Saturday, March 18, 2006

AS ONE OF THE PEOPLE who wrote about Ali Shalal Qaissi, I feel obligated to post about today's NYT article reporting that Qaissi is not the man shown in the famous photograph that has become symbolic of the detainee abuse by Americans at Abu Ghraib.

Having said this, I am going to quote from what I believe is the most relevant part of the Times piece:

Certainly, he was at Abu Ghraib, and appears with a hood over his head in some photographs that Army investigators seized from the computer belonging to Specialist Charles Graner, the soldier later convicted of being the ringleader of the abuse.

However, he now acknowledges he is not the man in the specific photograph he printed and held up in a portrait that accompanied the Times article. But he and his lawyers maintain that he was photographed in a similar position and shocked with wires and that he is the one on his business card. The Army says it believes only one prisoner was treated in that way.

"I know one thing," Mr. Qaissi said yesterday, breaking down in tears when reached by telephone. "I wore that blanket, I stood on that box, and I was wired up and electrocuted."

Susan Burke, a lawyer in Philadelphia who is representing Mr. Qaissi and other former prisoners in a lawsuit against civilian interrogators and translators at Abu Ghraib, said that Mr. Qaissi had been abused in the same way as the man in the photo. "The sad fact is that there is not only one man on the box," she said.

Using a name that Mr. Qaissi is often called, she said, "Haj Ali is but one of many victims of the torture by Graner and the others."

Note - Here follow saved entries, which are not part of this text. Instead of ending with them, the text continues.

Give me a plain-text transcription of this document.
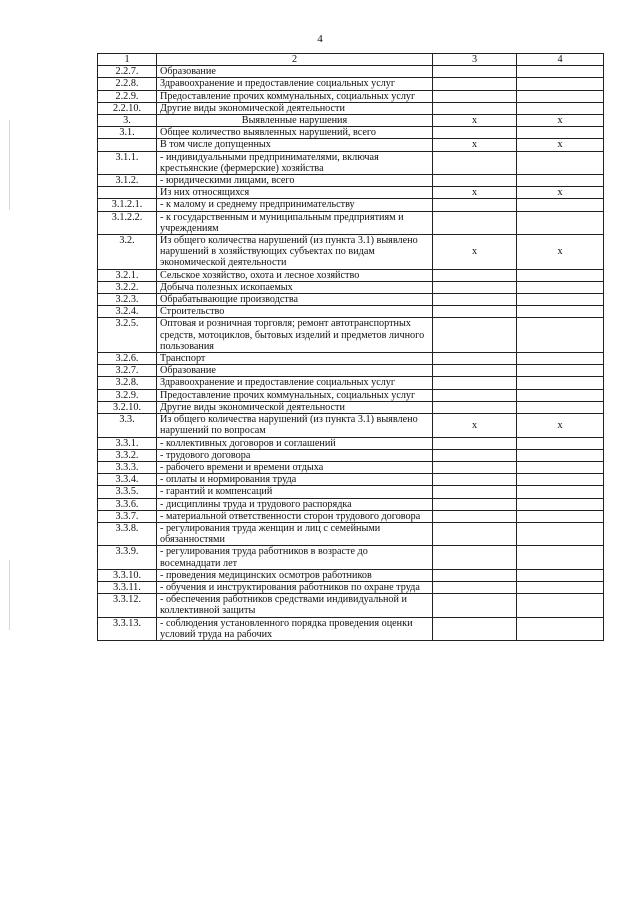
4
1	2	3	4
2.2.7.	Образование		
2.2.8.	Здравоохранение и предоставление социальных услуг		
2.2.9.	Предоставление прочих коммунальных, социальных услуг		
2.2.10.	Другие виды экономической деятельности		
3.	Выявленные нарушения	x	x
3.1.	Общее количество выявленных нарушений, всего		
	В том числе допущенных	x	x
3.1.1.	- индивидуальными предпринимателями, включая крестьянские (фермерские) хозяйства		
3.1.2.	- юридическими лицами, всего		
	Из них относящихся	x	x
3.1.2.1.	- к малому и среднему предпринимательству		
3.1.2.2.	- к государственным и муниципальным предприятиям и учреждениям		
3.2.	Из общего количества нарушений (из пункта 3.1) выявлено нарушений в хозяйствующих субъектах по видам экономической деятельности	x	x
3.2.1.	Сельское хозяйство, охота и лесное хозяйство		
3.2.2.	Добыча полезных ископаемых		
3.2.3.	Обрабатывающие производства		
3.2.4.	Строительство		
3.2.5.	Оптовая и розничная торговля; ремонт автотранспортных средств, мотоциклов, бытовых изделий и предметов личного пользования		
3.2.6.	Транспорт		
3.2.7.	Образование		
3.2.8.	Здравоохранение и предоставление социальных услуг		
3.2.9.	Предоставление прочих коммунальных, социальных услуг		
3.2.10.	Другие виды экономической деятельности		
3.3.	Из общего количества нарушений (из пункта 3.1) выявлено нарушений по вопросам	x	x
3.3.1.	- коллективных договоров и соглашений		
3.3.2.	- трудового договора		
3.3.3.	- рабочего времени и времени отдыха		
3.3.4.	- оплаты и нормирования труда		
3.3.5.	- гарантий и компенсаций		
3.3.6.	- дисциплины труда и трудового распорядка		
3.3.7.	- материальной ответственности сторон трудового договора		
3.3.8.	- регулирования труда женщин и лиц с семейными обязанностями		
3.3.9.	- регулирования труда работников в возрасте до восемнадцати лет		
3.3.10.	- проведения медицинских осмотров работников		
3.3.11.	- обучения и инструктирования работников по охране труда		
3.3.12.	- обеспечения работников средствами индивидуальной и коллективной защиты		
3.3.13.	- соблюдения установленного порядка проведения оценки условий труда на рабочих		
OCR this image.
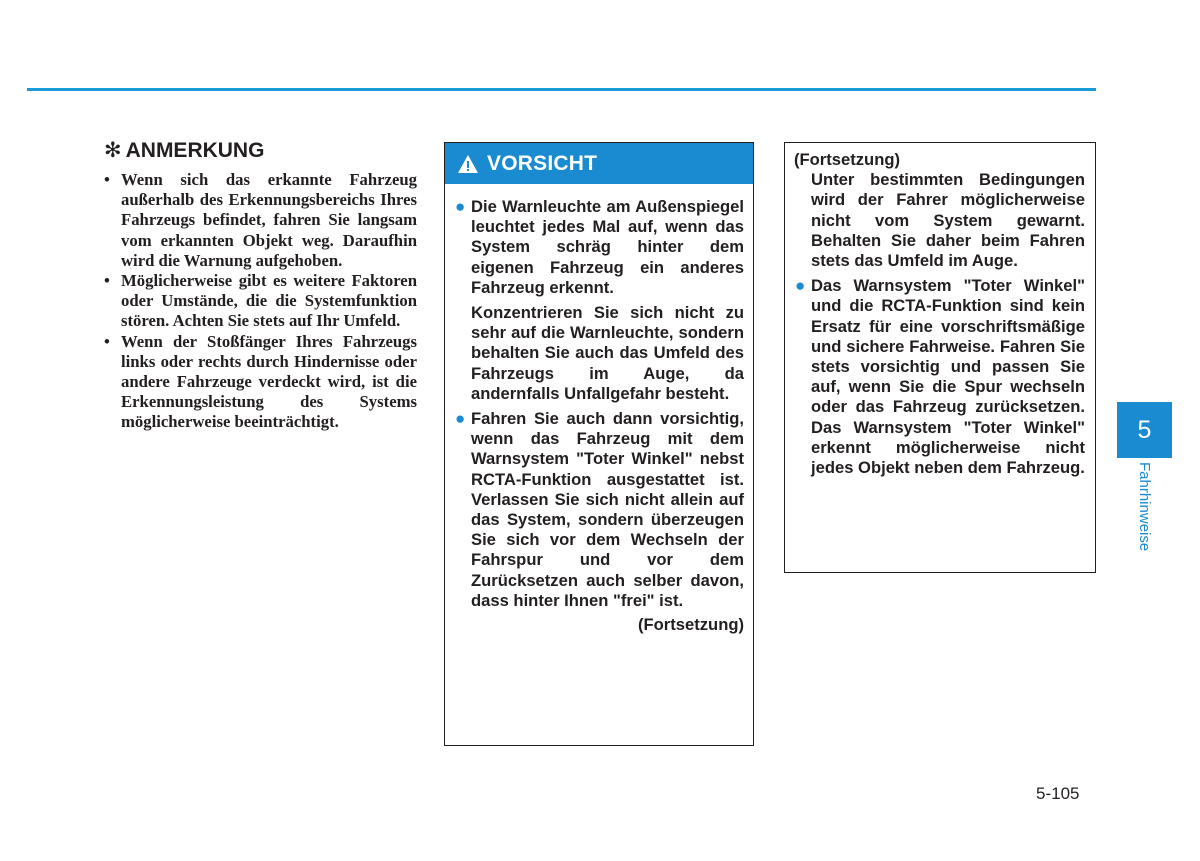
✻ ANMERKUNG
• Wenn sich das erkannte Fahrzeug außerhalb des Erkennungsbereichs Ihres Fahrzeugs befindet, fahren Sie langsam vom erkannten Objekt weg. Daraufhin wird die Warnung aufgehoben.
• Möglicherweise gibt es weitere Faktoren oder Umstände, die die Systemfunktion stören. Achten Sie stets auf Ihr Umfeld.
• Wenn der Stoßfänger Ihres Fahrzeugs links oder rechts durch Hindernisse oder andere Fahrzeuge verdeckt wird, ist die Erkennungsleistung des Systems möglicherweise beeinträchtigt.
VORSICHT
● Die Warnleuchte am Außenspiegel leuchtet jedes Mal auf, wenn das System schräg hinter dem eigenen Fahrzeug ein anderes Fahrzeug erkennt.

Konzentrieren Sie sich nicht zu sehr auf die Warnleuchte, sondern behalten Sie auch das Umfeld des Fahrzeugs im Auge, da andernfalls Unfallgefahr besteht.

● Fahren Sie auch dann vorsichtig, wenn das Fahrzeug mit dem Warnsystem "Toter Winkel" nebst RCTA-Funktion ausgestattet ist. Verlassen Sie sich nicht allein auf das System, sondern überzeugen Sie sich vor dem Wechseln der Fahrspur und vor dem Zurücksetzen auch selber davon, dass hinter Ihnen "frei" ist.

(Fortsetzung)

(Fortsetzung)

Unter bestimmten Bedingungen wird der Fahrer möglicherweise nicht vom System gewarnt. Behalten Sie daher beim Fahren stets das Umfeld im Auge.

● Das Warnsystem "Toter Winkel" und die RCTA-Funktion sind kein Ersatz für eine vorschriftsmäßige und sichere Fahrweise. Fahren Sie stets vorsichtig und passen Sie auf, wenn Sie die Spur wechseln oder das Fahrzeug zurücksetzen. Das Warnsystem "Toter Winkel" erkennt möglicherweise nicht jedes Objekt neben dem Fahrzeug.

5
Fahrhinweise
5-105
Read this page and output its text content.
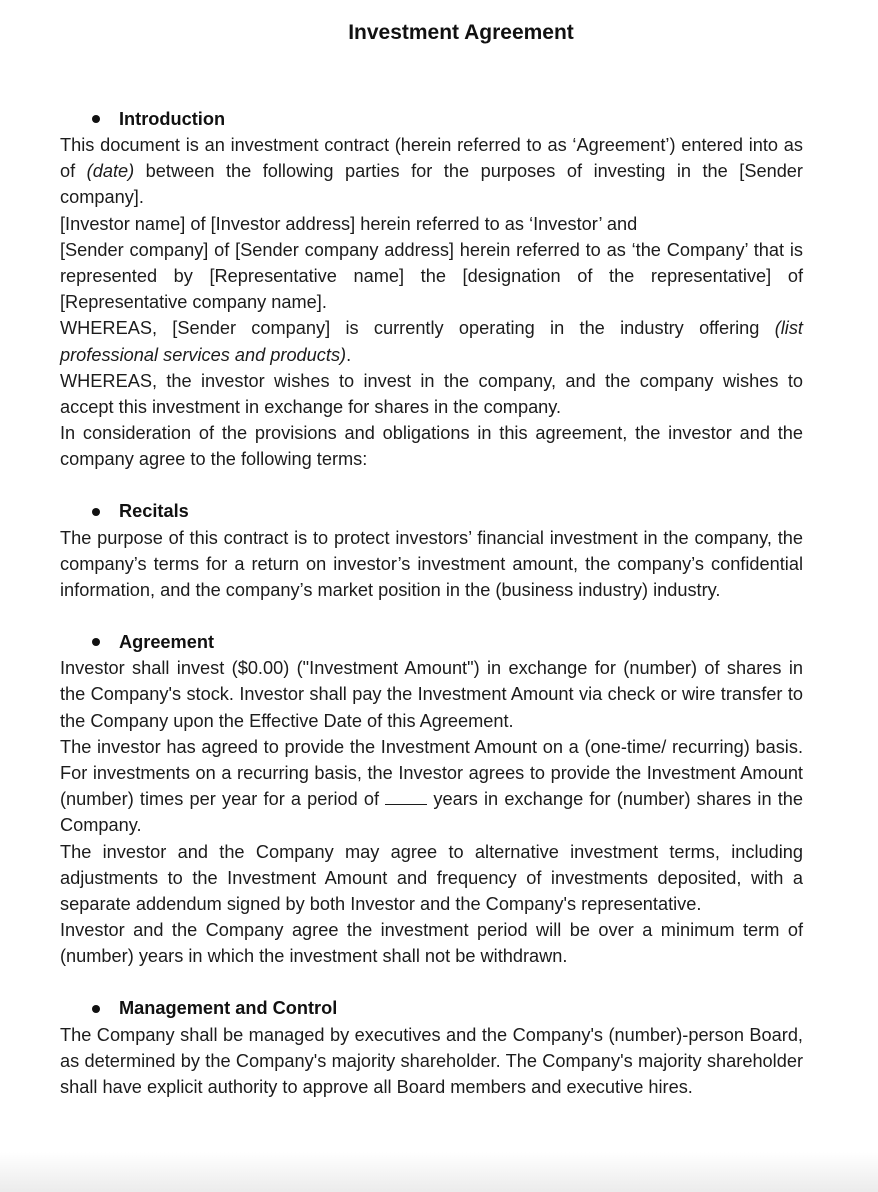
Investment Agreement
Introduction

This document is an investment contract (herein referred to as ‘Agreement’) entered into as of (date) between the following parties for the purposes of investing in the [Sender company].

[Investor name] of [Investor address] herein referred to as ‘Investor’ and

[Sender company] of [Sender company address] herein referred to as ‘the Company’ that is represented by [Representative name] the [designation of the representative] of [Representative company name].

WHEREAS, [Sender company] is currently operating in the industry offering (list professional services and products).

WHEREAS, the investor wishes to invest in the company, and the company wishes to accept this investment in exchange for shares in the company.

In consideration of the provisions and obligations in this agreement, the investor and the company agree to the following terms:

Recitals

The purpose of this contract is to protect investors’ financial investment in the company, the company’s terms for a return on investor’s investment amount, the company’s confidential information, and the company’s market position in the (business industry) industry.

Agreement

Investor shall invest ($0.00) ("Investment Amount") in exchange for (number) of shares in the Company's stock. Investor shall pay the Investment Amount via check or wire transfer to the Company upon the Effective Date of this Agreement.

The investor has agreed to provide the Investment Amount on a (one-time/ recurring) basis. For investments on a recurring basis, the Investor agrees to provide the Investment Amount (number) times per year for a period of  years in exchange for (number) shares in the Company.

The investor and the Company may agree to alternative investment terms, including adjustments to the Investment Amount and frequency of investments deposited, with a separate addendum signed by both Investor and the Company's representative.

Investor and the Company agree the investment period will be over a minimum term of (number) years in which the investment shall not be withdrawn.

Management and Control

The Company shall be managed by executives and the Company's (number)-person Board, as determined by the Company's majority shareholder. The Company's majority shareholder shall have explicit authority to approve all Board members and executive hires.
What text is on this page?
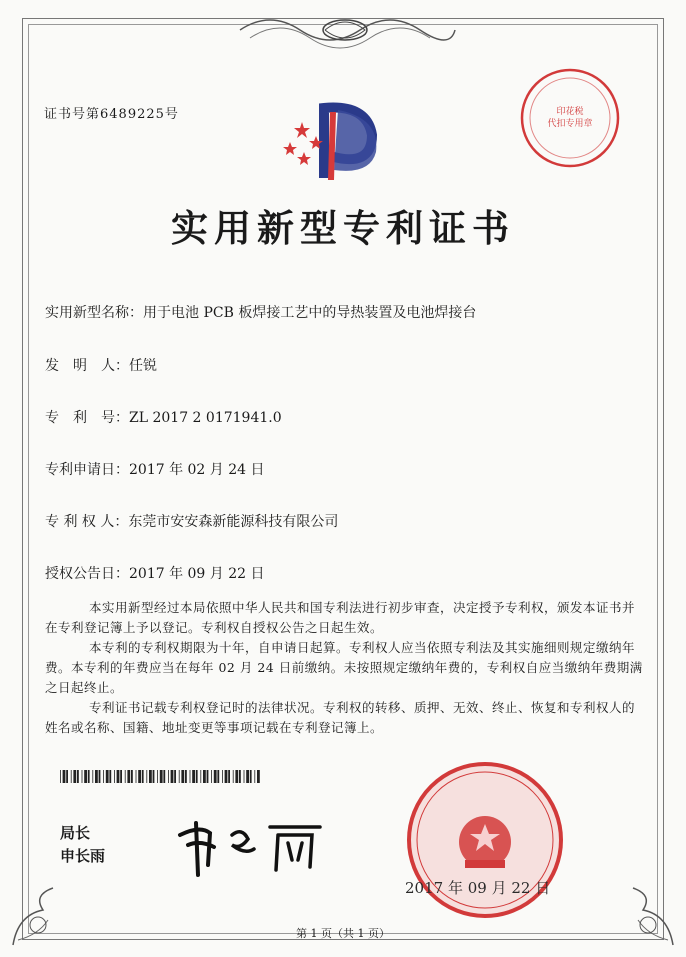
证书号第6489225号	印花税
代扣专用章
实用新型专利证书
实用新型名称：用于电池 PCB 板焊接工艺中的导热装置及电池焊接台
发　明　人：任锐
专　利　号：ZL 2017 2 0171941.0
专利申请日：2017 年 02 月 24 日
专 利 权 人：东莞市安安森新能源科技有限公司
授权公告日：2017 年 09 月 22 日

本实用新型经过本局依照中华人民共和国专利法进行初步审查，决定授予专利权，颁发本证书并在专利登记簿上予以登记。专利权自授权公告之日起生效。

本专利的专利权期限为十年，自申请日起算。专利权人应当依照专利法及其实施细则规定缴纳年费。本专利的年费应当在每年 02 月 24 日前缴纳。未按照规定缴纳年费的，专利权自应当缴纳年费期满之日起终止。

专利证书记载专利权登记时的法律状况。专利权的转移、质押、无效、终止、恢复和专利权人的姓名或名称、国籍、地址变更等事项记载在专利登记簿上。

局长
申长雨
2017 年 09 月 22 日
第 1 页（共 1 页）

I don't know if Ali knew he was not the man in that photo, or if he genuinely believed he was -- having stood on similar boxes in similar positions and having experienced the same torture. I'm not happy that it turns out the person in that particular photo was someone else. That said, I would be much more unhappy (from the standpoint of truth) if Ali had never been in Abu Ghraib at all and had never been attached to electrical wires and told he would be electrocuted and (in his testimony) actually was subjected to electric shocks.